Now my husband, as a father, is the same in our household.  Everything takes on a more serious note when he is home.  He is definitely a strong presence.  When the kids were younger, he would play with them and help them with homework, but as far as discipline, all he had to do  was raise his voice a decibel, and they would take notice. If they got out of line while he was at work, he was good for that typical Mom statement, “Wait ’til your father gets home!”  It always worked, too!  They would think about that line and suddenly, the bad behavior would come to a complete halt. Funny!  The kids, now in their teens, know they can’t get away with much, and God forgive them if they disrespect me. All hell breaks loose!  He will listen to them and help them, but he never lets them wimp out on something, where I might  tend to give in. Together , I think we are a good match as I sometimes remind him when he needs to be softer with the kids, and he reminds me when to be stronger with them. It’s a  good balance.

When I was growing up, I remember I wanted the perfect Dad.  A dad like Charles Ingalls (Michael Landon) or John Walton (Ralph Waite) on the Walton’s. I admired them so much and how they fixed all the family’s problems and grew from each one and  also realized their own weaknesses , but remaining the steady rock in the household. But that is Hollywood and this is real, and no one is perfect.  Everyone makes mistakes and we have to understand that, as long as the lesson is learned from those mistakes is what really matters.

In my eyes, my Dad was perfect and I will always remember him fondly.  I wouldn’t have changed a thing.  Well, maybe just a few more hugs and “I love You’s”, but that’s ok.  He made up for that in his last years as he realized how short life can be, and he said it to us all the time.  I thank him for that.

So keep up the good work all you Dads, and to Dads that are yet to be.  Your strength, as well as your gentleness and understanding is needed, and I know it shapes the children into what they  become and ever hope to be. It can be a very big responsibility!  You don’t know it, but you are a rock in this scary place, this world we live in today, and I’m sure you are and/or will be, “perfect” in your own family’s eyes. Happy Father’s Day!

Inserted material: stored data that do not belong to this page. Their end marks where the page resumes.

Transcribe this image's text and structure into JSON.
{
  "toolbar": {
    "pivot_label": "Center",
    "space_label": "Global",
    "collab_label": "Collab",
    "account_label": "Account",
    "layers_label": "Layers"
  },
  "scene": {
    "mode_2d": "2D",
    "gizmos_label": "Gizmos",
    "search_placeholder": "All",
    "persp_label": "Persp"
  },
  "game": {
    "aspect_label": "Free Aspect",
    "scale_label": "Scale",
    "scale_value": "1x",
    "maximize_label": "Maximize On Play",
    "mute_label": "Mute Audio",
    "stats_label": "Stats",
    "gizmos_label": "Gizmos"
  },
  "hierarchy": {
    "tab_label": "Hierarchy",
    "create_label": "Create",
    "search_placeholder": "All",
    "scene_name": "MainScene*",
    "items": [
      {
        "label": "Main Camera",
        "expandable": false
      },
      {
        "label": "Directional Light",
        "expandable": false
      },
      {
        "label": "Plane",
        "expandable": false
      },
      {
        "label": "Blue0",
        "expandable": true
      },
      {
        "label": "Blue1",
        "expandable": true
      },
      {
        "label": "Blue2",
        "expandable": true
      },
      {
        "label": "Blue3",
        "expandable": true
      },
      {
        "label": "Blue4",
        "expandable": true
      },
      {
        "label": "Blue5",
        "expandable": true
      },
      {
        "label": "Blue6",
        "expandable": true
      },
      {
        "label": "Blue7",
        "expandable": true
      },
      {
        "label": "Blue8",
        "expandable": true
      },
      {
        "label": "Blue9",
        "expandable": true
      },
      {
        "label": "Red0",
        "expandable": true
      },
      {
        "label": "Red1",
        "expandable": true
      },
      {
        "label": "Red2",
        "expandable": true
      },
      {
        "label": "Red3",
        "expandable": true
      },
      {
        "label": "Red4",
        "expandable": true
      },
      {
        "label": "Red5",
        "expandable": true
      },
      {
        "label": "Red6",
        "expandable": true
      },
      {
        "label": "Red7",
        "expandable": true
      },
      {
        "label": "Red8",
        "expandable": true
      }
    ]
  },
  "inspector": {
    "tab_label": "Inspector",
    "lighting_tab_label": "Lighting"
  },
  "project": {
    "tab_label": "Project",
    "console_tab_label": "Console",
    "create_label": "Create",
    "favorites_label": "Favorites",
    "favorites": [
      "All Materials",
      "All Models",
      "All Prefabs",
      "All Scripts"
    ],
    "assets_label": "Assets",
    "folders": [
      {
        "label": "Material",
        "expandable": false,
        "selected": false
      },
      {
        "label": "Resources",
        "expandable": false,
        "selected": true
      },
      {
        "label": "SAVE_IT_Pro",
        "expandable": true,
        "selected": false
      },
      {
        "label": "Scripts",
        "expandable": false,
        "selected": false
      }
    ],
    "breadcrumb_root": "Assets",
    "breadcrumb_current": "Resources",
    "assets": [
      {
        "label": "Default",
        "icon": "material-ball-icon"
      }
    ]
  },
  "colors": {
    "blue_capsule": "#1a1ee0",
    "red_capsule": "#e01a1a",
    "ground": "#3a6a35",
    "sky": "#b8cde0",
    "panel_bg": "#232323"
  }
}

My father-in-law with my daughter, Kelsey. She’s admiring his sips of lemonade..ahhh!

My son,Patrick (around 1992) walking with his Dad. I think this picture says it all,

Today, Kelsey with her Dad. Just perfect!


10 comments on “For All The Fathers Present, Past and Father’s Yet To Be

  1. Muzzy Daud says:

    Lovely post Cheryl, just wonderful. It was truly inspirational. Your writing technique is breathtaking too.

    Lovely tribute, touching and does justice to the topic. Well done, Liked!

  2. Awwww, thanks so much. I know I could improve on my grammar a bit, but I just write as i am thinking and try to correct later. As far as the topic, I stand by every word of it! I wouldn’t have it any other way. Thanks again.:)

  3. Muzzy Daud says:

    It’s not a problem Cheryl. Your grammar is brilliant and seriously talented. Blogging is writing what you are thinking anyway and you are doing a great job at that. Its nice that you stand by your topic, that makes for the perfect blogger!

  4. Muzzy Daud says:

    My pleasure!

    I have a new post up and I would love your thoughts and comments, if you don’t mind.

    I’ve tried to be a bit different and unique in this one, any feedback will be greatly appreciated!



  5. Very nice post with some absolutely adorable pictures.
    Sorry about your dad….Lost my dad last year…..sounds like we were both very lucky.

  6. Reblogged this on Cherylmcnulty's Blog and commented:

    Just a Blog I had written awhile ago ,and thought of just today. Thought it was important to share.

  7. Samanthamj says:

    Great post. I still think of and miss my dad every day. I shudder to think of how my life would have been had he not been in the picture. Dad’s are definitely so important. I’m very thankful for the father I had, for as long as I had him…. and, I’m also very thankful that my husband is such a great father to our children.